El pasado 22 de febrero la
compañía El Gato Negro celebró en el Teatro Arbolé su vigésimo aniversario con
el reestrenó de la obra “Ildebrando Biribó” un monólogo que nos cuenta la vida
y milagros del último apuntador que murió en la concha desde la que soplaba el
texto a los actores durante la primera representación mundial de Cyrano de
Bergerac el 28 de Diciembre de 1897.
El texto de la obra es una polifonía
de voces al servicio de dos cometidos: El primero, como parece obvio, es contar
la vida, muerte y resurrección de Ildebrando Biribó. El segundo es un recorrido
arqueológico por el hecho teatral y, como motor de arranque, el blanco que se
produce en el actor en el momento más inoportuno, en medio del crescendo
dramático que debería llevarle a la gloria de la interpretación y que, por
capricho de su memoria, puede arrastrarlo a las miasmas del fracaso o, como
contaba Rafael Álvarez El Brujo en su monólogo «Autobiografía de un Yogui» cuando
confesó que algunos de sus blancos en escena eran peligrosos porque, aunque él
sabía que la ignorancia del espectador con respecto al texto le permitía cierta
flexibilidad a la hora de proseguir con la obra, a veces, su memoria se hacía
un pequeño lio y el texto se le iba a otros monólogos de su repertorio y podía
seguir con palabras del Lazarillo de Tormes, el hidalgo Don Quijote o el asno
de oro. Pero volvamos a nuestra función porque estos momentos de la explicación
del blanco en la mente de un actor son muy ilustrativos en cuanto a la prospección, cata,
descubrimiento, estudio y explicación pedagógica de la mecánica interna de ese
artificio que llamamos teatro, y que no deja de ser una tarima donde miedos,
deseos y virtudes de un actor se ponen al servicio del espectador.

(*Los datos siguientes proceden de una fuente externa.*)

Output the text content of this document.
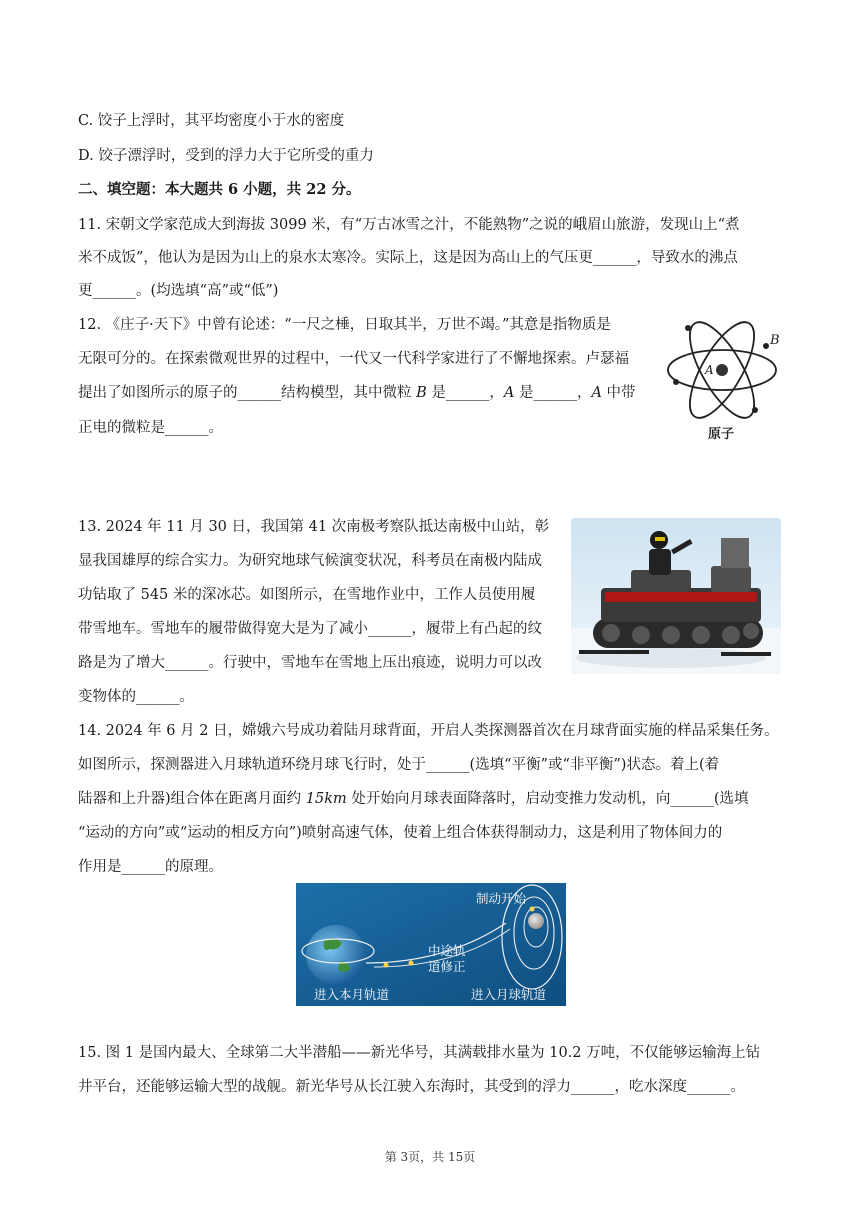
C. 饺子上浮时，其平均密度小于水的密度
D. 饺子漂浮时，受到的浮力大于它所受的重力
二、填空题：本大题共 6 小题，共 22 分。
11. 宋朝文学家范成大到海拔 3099 米，有“万古冰雪之汁，不能熟物”之说的峨眉山旅游，发现山上“煮
米不成饭”，他认为是因为山上的泉水太寒冷。实际上，这是因为高山上的气压更______，导致水的沸点
更______。(均选填“高”或“低”)
12. 《庄子·天下》中曾有论述：“一尺之棰，日取其半，万世不竭。”其意是指物质是
无限可分的。在探索微观世界的过程中，一代又一代科学家进行了不懈地探索。卢瑟福
提出了如图所示的原子的______结构模型，其中微粒 B 是______，A 是______，A 中带
正电的微粒是______。
B
A
原子
13. 2024 年 11 月 30 日，我国第 41 次南极考察队抵达南极中山站，彰
显我国雄厚的综合实力。为研究地球气候演变状况，科考员在南极内陆成
功钻取了 545 米的深冰芯。如图所示，在雪地作业中，工作人员使用履
带雪地车。雪地车的履带做得宽大是为了减小______，履带上有凸起的纹
路是为了增大______。行驶中，雪地车在雪地上压出痕迹，说明力可以改
变物体的______。
14. 2024 年 6 月 2 日，嫦娥六号成功着陆月球背面，开启人类探测器首次在月球背面实施的样品采集任务。
如图所示，探测器进入月球轨道环绕月球飞行时，处于______(选填“平衡”或“非平衡”)状态。着上(着
陆器和上升器)组合体在距离月面约 15km 处开始向月球表面降落时，启动变推力发动机，向______(选填
“运动的方向”或“运动的相反方向”)喷射高速气体，使着上组合体获得制动力，这是利用了物体间力的
作用是______的原理。
制动开始
中途轨
道修正
进入本月轨道	进入月球轨道
15. 图 1 是国内最大、全球第二大半潜船——新光华号，其满载排水量为 10.2 万吨，不仅能够运输海上钻
井平台，还能够运输大型的战舰。新光华号从长江驶入东海时，其受到的浮力______，吃水深度______。
第 3页，共 15页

Y todo este peso argumental y el
desarrollo dramático de la función recae sobre el buen oficio del actor Alberto
Castrillo Ferrer que nos muestra, en una brillante pirueta, como la infinidad
de voces, personajes y acciones se puede usar para romper la cuarta pared, coger
al público de la mano y acompañarlo en un viaje que va desde la chispa del
humor al drama de la muerte con un tono siempre poético. Es la delicia de un lenguaje
teatral de alto voltaje que demuestra maestría en la exposición de la palabra y
un trabajo corporal que subraya lo imprescindible al tiempo que despliega una
eficaz coreografía en torno a un antiguo «secretaire» en cuyos cajones se
guardan los secretos de la historia, y que se transforma en todos los universos
posibles. La aparente sencillez en el manejo de este artefacto ayuda a que el
viaje por la vida de Ildebrando Biribó sea fascinante.
Si concluimos que el teatro es texto,
espacio y personaje, es incuestionable que el Ildebrando Biribó que nos muestra
Alberto Castrillo Ferrer es, en palabras mayúsculas: TEATRO.